Evaluating Variable-Resolution CAM-SE as a Numerical Weather Prediction Tool
The global modeling community has traditionally struggled simulating meso-alpha and meso-beta scale (25-500 km) systems in the atmosphere such as tropical cyclones, strong fronts, and squall lines. With traditional General Circulation Model (GCM) resolutions of 50-300 km, these features have been under-resolved and require significant parameterization at the sub-grid scale. In an effort to help alleviate these issues, the use of limited area models (LAMs) with high resolution has become popular, although, by definition, these models typically lack two-way communication with the exterior domain. Variable-resolution global dynamical models can serve as the bridge between traditional global forecast models and high-resolution LAMs by applying fine grid spacing in areas of interest. These models can utilize existing computing platforms to model high resolutions on a regional basis while maintaining global continuity, therefore eliminating the need for externally-forced and possib ly numerically and physically inconsistent boundary conditions required by LAMs.
A statically-nested, variable-mesh option has recently been introduced into the National Center for Atmospheric Research (NCAR) Community Atmosphere Model's (CAM) Spectral Element (SE) dynamical core.
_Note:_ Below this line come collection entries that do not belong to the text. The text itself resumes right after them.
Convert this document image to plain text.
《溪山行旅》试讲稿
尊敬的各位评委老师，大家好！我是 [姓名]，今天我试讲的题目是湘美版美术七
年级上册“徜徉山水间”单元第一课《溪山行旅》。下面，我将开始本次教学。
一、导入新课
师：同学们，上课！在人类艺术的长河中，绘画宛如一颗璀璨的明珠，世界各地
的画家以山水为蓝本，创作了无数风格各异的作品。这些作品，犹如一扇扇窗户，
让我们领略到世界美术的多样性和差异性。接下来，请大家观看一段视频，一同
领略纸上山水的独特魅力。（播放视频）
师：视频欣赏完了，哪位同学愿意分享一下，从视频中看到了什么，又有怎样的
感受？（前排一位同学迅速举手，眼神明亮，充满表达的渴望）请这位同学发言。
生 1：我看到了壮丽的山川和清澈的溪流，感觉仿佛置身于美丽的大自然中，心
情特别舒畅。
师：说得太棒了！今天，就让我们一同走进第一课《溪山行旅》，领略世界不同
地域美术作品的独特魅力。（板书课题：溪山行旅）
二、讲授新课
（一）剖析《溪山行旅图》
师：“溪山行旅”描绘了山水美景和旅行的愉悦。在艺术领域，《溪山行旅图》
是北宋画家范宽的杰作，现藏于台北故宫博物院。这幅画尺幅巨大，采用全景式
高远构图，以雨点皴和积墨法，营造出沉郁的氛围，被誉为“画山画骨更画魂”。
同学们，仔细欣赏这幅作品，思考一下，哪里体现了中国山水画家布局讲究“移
We present short-term CAM-SE model simulations of historical tropical cyclones and compare the model's prediction of storm track and intensity to other global and regional models used operationally by hurricane forecast centers. Additionally, we explore the model's ability to simulate other weather phenomenon traditionally unavailable to global modelers such as mesoscale convective systems and precipitation lines associated with frontal passages. We also discuss the performance of existing parameterizations in CAM with respect to high-resolution modeling as well as consider the potential computational benefits in using a variable-resolution setup as an operational tool for both weather and climate prediction.